One of the interesting aspects of running a MOOC (massive open online course) is that you get a lot of data out of it. We got statistics on many aspects from the Coursera site. Overall, we had more than 50,000 people registered for the course, who viewed lecture videos 1.7 million times, and handed in 230,000 submissions of homework assignments (people could submit multiple times, and assignments were automatically graded). There were 11,400 posts on the discussion forums, where students could ask questions and discuss aspects of the course. 9,600 students successfully completed the course and earned a certificate of completion. That's a much higher success rate than average for an online course.
We also ran a survey among the people enrolled in the course. More than 7,000 participants filled out the questionnaire. Here's a detailed writeup of the course and the survey results.
For those of you who want to have a little bit of fun with the numbers, we've made all of the data publicly available, and we've made a small Scala project out of it. In particular, we put the code that we used to produce the above plots on github (progfun-stats).

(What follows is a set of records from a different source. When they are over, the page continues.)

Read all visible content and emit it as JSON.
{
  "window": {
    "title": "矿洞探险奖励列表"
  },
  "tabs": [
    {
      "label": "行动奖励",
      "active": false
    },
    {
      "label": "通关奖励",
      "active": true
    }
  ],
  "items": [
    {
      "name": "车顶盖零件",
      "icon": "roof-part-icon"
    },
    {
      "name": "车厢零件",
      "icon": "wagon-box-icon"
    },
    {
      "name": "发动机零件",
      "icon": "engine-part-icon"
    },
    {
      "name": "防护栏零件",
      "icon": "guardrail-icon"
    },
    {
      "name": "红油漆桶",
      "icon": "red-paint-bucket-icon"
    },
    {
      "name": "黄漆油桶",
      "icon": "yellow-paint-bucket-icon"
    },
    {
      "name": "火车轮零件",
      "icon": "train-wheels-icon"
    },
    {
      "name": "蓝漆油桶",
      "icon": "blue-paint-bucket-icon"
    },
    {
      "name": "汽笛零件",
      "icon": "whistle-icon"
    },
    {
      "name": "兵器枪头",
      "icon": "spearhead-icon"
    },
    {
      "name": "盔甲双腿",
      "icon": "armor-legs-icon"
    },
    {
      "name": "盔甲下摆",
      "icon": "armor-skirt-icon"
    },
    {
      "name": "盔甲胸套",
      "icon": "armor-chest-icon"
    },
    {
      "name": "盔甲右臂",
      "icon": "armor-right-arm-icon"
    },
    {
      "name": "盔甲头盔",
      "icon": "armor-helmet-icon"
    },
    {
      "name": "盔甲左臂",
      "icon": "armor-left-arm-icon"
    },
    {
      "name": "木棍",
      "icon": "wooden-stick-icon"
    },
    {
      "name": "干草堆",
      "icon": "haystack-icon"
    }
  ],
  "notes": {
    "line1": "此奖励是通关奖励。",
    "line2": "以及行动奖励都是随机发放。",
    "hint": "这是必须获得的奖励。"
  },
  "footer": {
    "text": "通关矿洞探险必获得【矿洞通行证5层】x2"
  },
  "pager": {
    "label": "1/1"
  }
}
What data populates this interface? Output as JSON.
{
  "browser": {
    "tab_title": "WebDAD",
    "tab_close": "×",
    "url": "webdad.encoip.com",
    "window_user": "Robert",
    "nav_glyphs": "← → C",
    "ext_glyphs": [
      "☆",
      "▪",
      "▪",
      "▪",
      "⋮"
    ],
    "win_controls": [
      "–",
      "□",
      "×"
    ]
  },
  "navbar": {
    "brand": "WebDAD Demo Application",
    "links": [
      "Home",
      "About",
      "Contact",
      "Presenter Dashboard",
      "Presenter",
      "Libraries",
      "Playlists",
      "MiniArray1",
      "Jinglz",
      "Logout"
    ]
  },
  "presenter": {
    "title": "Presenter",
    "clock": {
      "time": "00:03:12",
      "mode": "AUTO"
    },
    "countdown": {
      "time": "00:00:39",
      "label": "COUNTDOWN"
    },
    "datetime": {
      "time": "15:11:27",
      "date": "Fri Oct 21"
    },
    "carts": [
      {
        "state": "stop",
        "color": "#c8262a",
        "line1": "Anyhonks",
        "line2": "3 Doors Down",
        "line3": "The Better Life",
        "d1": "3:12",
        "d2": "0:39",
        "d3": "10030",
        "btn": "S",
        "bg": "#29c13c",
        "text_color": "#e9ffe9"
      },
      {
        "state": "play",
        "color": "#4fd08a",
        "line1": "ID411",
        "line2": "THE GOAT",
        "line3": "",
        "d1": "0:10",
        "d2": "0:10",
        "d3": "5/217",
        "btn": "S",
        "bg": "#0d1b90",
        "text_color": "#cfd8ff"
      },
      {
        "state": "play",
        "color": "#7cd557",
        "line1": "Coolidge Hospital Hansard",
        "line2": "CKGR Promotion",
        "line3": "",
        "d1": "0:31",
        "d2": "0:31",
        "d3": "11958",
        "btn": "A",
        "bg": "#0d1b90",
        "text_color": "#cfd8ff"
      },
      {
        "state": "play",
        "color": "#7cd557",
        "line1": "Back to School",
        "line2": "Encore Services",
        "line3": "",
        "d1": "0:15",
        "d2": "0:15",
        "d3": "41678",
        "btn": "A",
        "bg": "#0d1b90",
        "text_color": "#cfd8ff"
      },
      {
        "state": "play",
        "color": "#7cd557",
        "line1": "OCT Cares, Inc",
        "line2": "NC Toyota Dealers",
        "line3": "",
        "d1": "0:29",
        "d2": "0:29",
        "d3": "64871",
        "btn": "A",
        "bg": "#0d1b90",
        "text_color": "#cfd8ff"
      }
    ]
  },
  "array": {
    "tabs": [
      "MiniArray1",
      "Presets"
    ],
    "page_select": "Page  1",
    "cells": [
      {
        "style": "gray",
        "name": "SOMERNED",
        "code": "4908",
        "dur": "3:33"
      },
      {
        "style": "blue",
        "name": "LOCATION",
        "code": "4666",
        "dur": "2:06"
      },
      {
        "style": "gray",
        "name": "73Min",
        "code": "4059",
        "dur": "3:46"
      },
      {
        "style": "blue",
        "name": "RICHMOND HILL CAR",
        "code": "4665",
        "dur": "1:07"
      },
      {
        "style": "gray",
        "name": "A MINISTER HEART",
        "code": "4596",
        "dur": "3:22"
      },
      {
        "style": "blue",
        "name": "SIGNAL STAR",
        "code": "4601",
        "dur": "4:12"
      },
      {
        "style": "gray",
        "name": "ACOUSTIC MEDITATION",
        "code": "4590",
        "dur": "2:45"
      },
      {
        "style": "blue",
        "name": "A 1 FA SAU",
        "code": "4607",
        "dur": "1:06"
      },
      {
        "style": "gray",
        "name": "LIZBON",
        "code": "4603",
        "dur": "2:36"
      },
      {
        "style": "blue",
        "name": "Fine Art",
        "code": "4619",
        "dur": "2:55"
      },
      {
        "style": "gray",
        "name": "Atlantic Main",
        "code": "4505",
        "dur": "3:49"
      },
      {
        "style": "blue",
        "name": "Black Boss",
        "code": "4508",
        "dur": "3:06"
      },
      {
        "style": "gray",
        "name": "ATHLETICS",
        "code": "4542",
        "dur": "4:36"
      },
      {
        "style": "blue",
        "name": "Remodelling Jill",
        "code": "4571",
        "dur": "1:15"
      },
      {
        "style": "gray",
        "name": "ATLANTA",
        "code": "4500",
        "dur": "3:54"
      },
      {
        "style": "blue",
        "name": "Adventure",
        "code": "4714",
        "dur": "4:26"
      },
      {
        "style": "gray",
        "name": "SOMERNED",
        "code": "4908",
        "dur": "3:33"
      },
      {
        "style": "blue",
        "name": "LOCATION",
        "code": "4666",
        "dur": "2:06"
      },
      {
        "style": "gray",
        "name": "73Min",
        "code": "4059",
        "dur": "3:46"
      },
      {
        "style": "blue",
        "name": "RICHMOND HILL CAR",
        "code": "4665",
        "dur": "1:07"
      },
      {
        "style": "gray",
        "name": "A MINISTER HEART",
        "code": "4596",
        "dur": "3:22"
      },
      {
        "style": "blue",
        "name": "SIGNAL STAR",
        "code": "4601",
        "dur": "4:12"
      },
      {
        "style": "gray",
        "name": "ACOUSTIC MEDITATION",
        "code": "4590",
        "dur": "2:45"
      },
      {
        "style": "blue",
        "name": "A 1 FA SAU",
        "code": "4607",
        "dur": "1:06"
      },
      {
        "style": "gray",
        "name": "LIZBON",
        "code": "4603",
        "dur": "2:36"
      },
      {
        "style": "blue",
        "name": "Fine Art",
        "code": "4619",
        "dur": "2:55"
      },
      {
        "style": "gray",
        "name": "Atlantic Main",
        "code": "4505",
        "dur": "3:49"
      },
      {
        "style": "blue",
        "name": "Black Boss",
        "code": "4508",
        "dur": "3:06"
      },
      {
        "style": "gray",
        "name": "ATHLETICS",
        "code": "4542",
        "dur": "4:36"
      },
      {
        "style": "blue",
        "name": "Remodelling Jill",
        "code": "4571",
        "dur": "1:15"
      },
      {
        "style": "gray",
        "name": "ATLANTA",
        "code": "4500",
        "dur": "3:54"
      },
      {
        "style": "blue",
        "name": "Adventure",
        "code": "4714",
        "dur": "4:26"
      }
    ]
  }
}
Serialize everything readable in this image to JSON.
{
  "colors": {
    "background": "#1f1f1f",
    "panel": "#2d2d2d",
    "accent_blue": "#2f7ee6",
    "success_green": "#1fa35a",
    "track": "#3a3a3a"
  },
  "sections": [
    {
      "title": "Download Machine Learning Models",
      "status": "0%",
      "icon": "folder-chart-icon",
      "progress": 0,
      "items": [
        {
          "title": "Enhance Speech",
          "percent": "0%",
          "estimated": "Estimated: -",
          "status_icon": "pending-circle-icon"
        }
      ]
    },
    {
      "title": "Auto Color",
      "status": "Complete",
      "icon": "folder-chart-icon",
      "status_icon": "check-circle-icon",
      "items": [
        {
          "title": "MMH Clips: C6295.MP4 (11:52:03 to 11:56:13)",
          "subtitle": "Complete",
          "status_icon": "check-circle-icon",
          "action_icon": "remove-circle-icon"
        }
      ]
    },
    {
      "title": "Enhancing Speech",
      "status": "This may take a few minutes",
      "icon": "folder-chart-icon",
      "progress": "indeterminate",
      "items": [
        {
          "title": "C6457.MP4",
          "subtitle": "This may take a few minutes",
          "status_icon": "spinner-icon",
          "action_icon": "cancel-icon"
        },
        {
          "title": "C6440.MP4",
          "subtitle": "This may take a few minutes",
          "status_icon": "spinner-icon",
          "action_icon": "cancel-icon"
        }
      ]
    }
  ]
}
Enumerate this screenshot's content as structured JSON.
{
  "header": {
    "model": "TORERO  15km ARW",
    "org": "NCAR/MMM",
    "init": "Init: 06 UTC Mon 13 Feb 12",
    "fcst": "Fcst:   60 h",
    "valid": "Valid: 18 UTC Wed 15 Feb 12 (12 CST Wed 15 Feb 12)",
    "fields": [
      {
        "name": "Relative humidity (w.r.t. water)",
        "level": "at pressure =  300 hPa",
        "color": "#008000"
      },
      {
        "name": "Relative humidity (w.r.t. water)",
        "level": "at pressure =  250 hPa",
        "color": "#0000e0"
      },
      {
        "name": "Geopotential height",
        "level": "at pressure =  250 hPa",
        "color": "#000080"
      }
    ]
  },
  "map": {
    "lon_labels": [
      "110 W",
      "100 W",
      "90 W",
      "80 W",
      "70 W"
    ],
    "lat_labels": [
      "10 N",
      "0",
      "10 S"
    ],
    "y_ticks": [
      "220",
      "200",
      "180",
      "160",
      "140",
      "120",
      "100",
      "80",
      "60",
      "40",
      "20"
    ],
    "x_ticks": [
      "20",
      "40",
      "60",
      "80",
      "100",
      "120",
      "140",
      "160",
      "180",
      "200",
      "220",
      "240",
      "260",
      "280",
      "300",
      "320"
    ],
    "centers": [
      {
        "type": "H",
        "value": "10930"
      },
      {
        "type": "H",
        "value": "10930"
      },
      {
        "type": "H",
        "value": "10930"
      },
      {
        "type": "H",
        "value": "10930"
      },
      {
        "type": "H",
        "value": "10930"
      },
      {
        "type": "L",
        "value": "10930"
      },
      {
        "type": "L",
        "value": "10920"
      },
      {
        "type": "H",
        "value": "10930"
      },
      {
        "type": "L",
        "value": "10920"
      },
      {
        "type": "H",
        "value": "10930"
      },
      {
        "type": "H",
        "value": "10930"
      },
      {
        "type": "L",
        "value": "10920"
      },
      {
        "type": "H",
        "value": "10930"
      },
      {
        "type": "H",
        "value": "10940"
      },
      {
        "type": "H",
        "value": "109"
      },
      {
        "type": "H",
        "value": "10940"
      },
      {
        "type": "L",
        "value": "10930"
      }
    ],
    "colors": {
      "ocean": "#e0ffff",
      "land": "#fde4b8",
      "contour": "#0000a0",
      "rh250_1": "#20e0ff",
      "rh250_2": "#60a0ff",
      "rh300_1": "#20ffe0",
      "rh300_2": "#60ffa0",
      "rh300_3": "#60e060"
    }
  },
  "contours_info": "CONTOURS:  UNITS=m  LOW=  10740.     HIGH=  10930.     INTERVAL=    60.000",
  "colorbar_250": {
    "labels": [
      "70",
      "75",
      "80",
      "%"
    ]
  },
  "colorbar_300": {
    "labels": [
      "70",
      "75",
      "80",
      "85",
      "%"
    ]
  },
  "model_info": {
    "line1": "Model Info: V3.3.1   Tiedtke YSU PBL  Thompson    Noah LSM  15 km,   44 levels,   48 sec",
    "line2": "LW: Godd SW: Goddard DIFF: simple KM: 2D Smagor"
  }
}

Overall, it was an intense 7 weeks for us as well as the course students. Organizing a MOOC is no small matter. We could not have done it without the help of many people at EPFL, at Typesafe, and the many active and knowledgeable contributors to the forums all over the world.
Hard as the work of preparing and running the course was, the amount of positive feedback we got made it worth for us many times over. We believe this medium has a lot of potential and, so far, we are only scratching the surface.